White House spokesman Jay Carney said the United States stood in solidarity with Turkey as it investigated last Friday's downing of the Turkish jet and determined its response.
But Carney sidestepped questions about what an appropriate response might be to the incident, which has sent tensions soaring between Ankara and Damascus as Syrian President Bashar al-Assad seeks to put down a 16-month-old revolt.
"We will work with Turkey and other partners to hold the Assad regime accountable," Carney told reporters on board Air Force One as President Barack Obama flew to New Hampshire.
"We are in close contact with Turkish officials as they investigate," Carney said, noting that Turkey was expected to make a presentation about the incident at a NATO meeting on Tuesday.
Turkey said on Monday it had no intention of going to war over the incident.
Washington has already condemned the jet's downing in strong terms. U.S. Secretary of State Hillary Clinton on Sunday called it a "brazen and unacceptable act."
At a Pentagon briefing on Monday, officials said they believed the downing was deliberate.

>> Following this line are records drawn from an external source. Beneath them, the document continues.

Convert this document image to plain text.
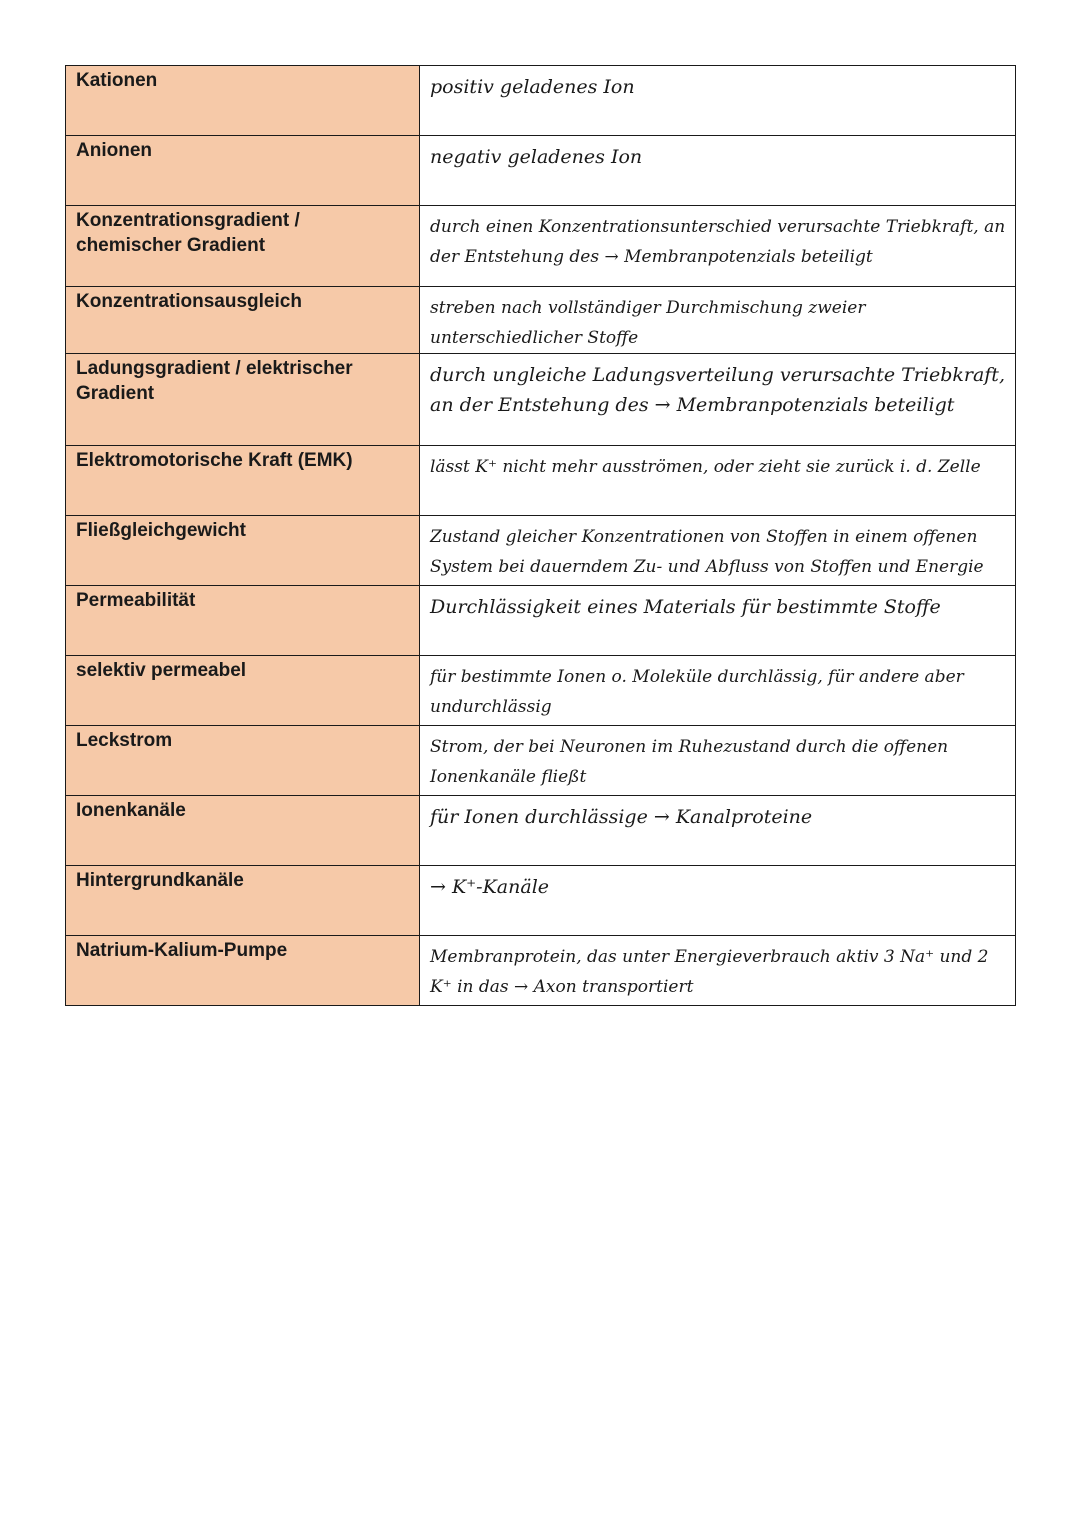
Kationen	positiv geladenes Ion
Anionen	negativ geladenes Ion
Konzentrationsgradient / chemischer Gradient	durch einen Konzentrationsunterschied verursachte Triebkraft, an der Entstehung des → Membranpotenzials beteiligt
Konzentrationsausgleich	streben nach vollständiger Durchmischung zweier unterschiedlicher Stoffe
Ladungsgradient / elektrischer Gradient	durch ungleiche Ladungsverteilung verursachte Triebkraft, an der Entstehung des → Membranpotenzials beteiligt
Elektromotorische Kraft (EMK)	lässt K⁺ nicht mehr ausströmen, oder zieht sie zurück i. d. Zelle
Fließgleichgewicht	Zustand gleicher Konzentrationen von Stoffen in einem offenen System bei dauerndem Zu- und Abfluss von Stoffen und Energie
Permeabilität	Durchlässigkeit eines Materials für bestimmte Stoffe
selektiv permeabel	für bestimmte Ionen o. Moleküle durchlässig, für andere aber undurchlässig
Leckstrom	Strom, der bei Neuronen im Ruhezustand durch die offenen Ionenkanäle fließt
Ionenkanäle	für Ionen durchlässige → Kanalproteine
Hintergrundkanäle	→ K⁺-Kanäle
Natrium-Kalium-Pumpe	Membranprotein, das unter Energieverbrauch aktiv 3 Na⁺ und 2 K⁺ in das → Axon transportiert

"We don't have the tick-tock of the decision-making process that led to this aircraft being shot down," said Pentagon spokesman Navy Captain John Kirby. "The fact is that it was shot down. We believe it was a deliberate act."

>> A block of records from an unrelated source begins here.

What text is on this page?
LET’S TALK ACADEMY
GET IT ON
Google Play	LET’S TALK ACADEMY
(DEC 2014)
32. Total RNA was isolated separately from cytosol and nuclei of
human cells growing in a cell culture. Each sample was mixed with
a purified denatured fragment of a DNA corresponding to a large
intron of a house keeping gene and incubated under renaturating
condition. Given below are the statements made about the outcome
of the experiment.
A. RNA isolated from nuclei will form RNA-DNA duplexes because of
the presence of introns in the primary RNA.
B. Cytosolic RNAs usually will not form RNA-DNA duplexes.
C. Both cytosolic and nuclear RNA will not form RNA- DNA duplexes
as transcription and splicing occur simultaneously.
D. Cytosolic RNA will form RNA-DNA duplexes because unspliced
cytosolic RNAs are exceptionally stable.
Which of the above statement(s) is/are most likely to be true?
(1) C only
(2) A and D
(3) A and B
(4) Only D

Pentagon spokesman George Little added: "And the Syrian regime needs to answer for it."
"This once again shows the illegitimacy of the Assad regime and what it's doing and is deeply troubling," Little said.

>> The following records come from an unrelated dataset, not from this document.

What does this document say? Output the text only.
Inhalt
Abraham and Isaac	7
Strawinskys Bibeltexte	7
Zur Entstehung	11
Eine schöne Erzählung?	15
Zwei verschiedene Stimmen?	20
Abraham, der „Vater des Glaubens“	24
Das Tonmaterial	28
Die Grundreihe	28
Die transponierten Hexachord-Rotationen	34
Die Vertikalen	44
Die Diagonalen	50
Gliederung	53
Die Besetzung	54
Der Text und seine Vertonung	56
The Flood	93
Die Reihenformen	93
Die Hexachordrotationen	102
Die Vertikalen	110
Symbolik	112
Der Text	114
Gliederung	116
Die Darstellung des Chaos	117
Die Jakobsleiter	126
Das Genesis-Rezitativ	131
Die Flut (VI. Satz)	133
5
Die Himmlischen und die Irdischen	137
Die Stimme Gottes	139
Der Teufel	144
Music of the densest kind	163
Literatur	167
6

Syria has described the shooting down of the Turkish warplane as an act of self-defense, and warned Turkey and its NATO allies against retaliatory measures.
The State Department said senior officials including Undersecretary of State for Political Affairs Wendy Sherman had been in touch with their Turkish counterparts, and would be listening for Turkey's suggestions at Tuesday's NATO meeting.
"Essentially we start with being in listening mode to an ally which has asked for the consultation, and then we go from there," State Department spokeswoman Victoria Nuland told a news briefing.
"We have to see what Turkey comes in with and what it wants from NATO after it briefs on the situation."